* Kolkata’s NRS Medical College has been the epicentre of the recent stand-off as well as its origin, where the murderous assault on two young interns — Paribaha Mukhopadhyay and Yash Tekwani — on Monday set in motion the sequence of events leading to the paralysed state of Bengal’s public-sector healthcare system.
* On Thursday, chief minister Mamata Banerjee finally intervened directly and publicly in Bengal’s health-sector crisis but not in a way the agitating doctors were hoping for: she reached the SSKM Hospital campus around noon and
ordered the striking junior doctors
to “get back to work in four hours,” failing which the government would act against them, which would include eviction from hostels.
* The striking junior doctors, who were demanding the CM’s direct intervention to resolve the impasse, viewed her comments at SSKM as a threat,
defied the deadline to join work
and vowed to continue their stir till their demands for “security and justice” were met. A similar threat came from the Kolkata Municipal Corporation’s pool of 300 doctors. The doctors are demanding a strong punishment for perpetrators of violence against doctors.
* In the evening, the CM, who appeared on a Bengali news channel, made another impassioned plea to doctors to return to work: “I don’t mind what these young students have said. Behead me if you want to but please resume work.”
* It, however, was not enough to control the fallout of what happened in the afternoon at SSKM.
* Healthcare services across Delhi and Maharashtra are likely to be paralysed on Friday with doctors giving a call for a complete shutdown of OPD services and routine surgeries in government hospitals as a mark of solidarity with members of their fraternity in Bengal who have been protesting against murderous attacks on them.
* OPDs at AIIMS and Safdarjung Hospital, where over 10,000 patients come daily, will remain shut too. AIIMS Patna and Raipur have also extended their support to the shutdown call.
* Indian Medical Association are likely to send an appeal to the PM and the Union home minister demanding a stringent “central hospital protection Act” to protect doctors from attack.
* In a rare show of solidarity, many doctors from corporate-run hospitals have also given their support to the protest. The resident doctors at the premier hospital wore black badges, bandages and helmets to work on Thursday.
* Perceived injustice, delay in patient care, overcrowding, long wait for appointment and investigations, shortage of security guards, lack of soft skills among healthcare workers were some of the main reasons for violence. In the majority (91%) of these cases, the perpetrators went unpunished.
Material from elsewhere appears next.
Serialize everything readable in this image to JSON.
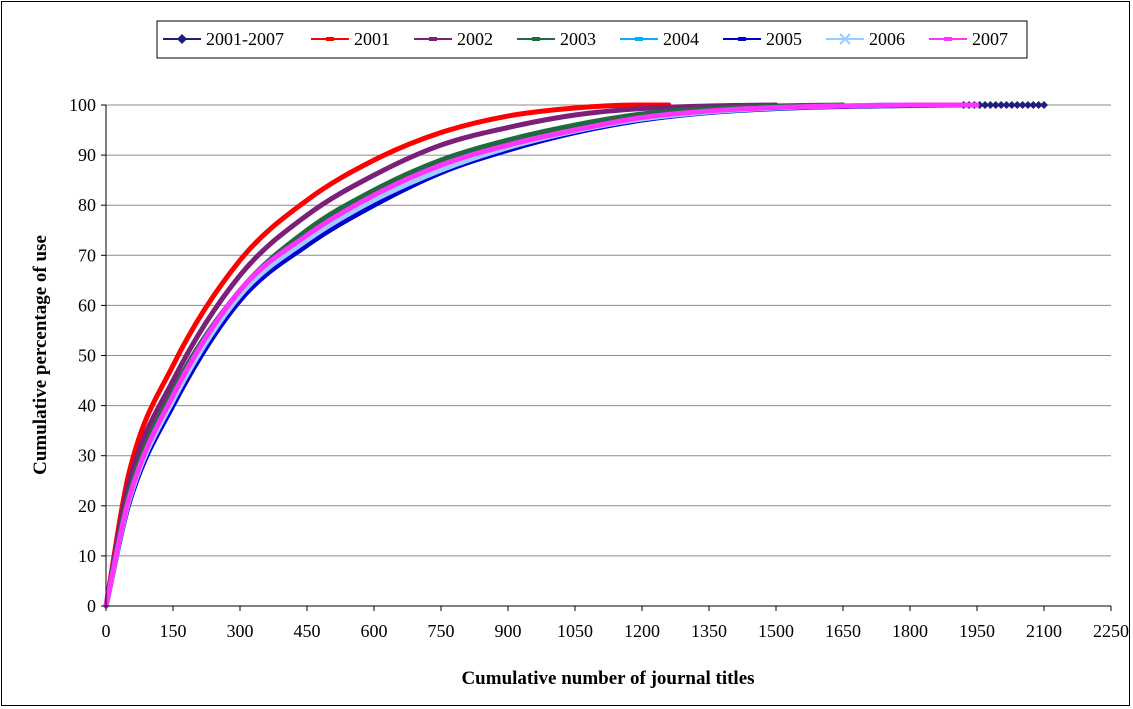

* In two years (2013 and 2014) for which data is available, there were 32 cases of workplace violence at AIIMS.
* Not only India, violence against doctors is becoming the new norm in several other countries, including the USA, the UK and China.
* A recent survey of more than 3,500 emergency physicians across the US found that nearly half the doctors had been physically assaulted on the job.
* In 2011, a 10-province survey in China found that over half the physicians had been verbally abused, one-third threatened and 3.4% physically assaulted by patients over the past 12 months.
* In the UK, apart from enhanced security, some hospitals have training courses in conflict resolution for medical professions.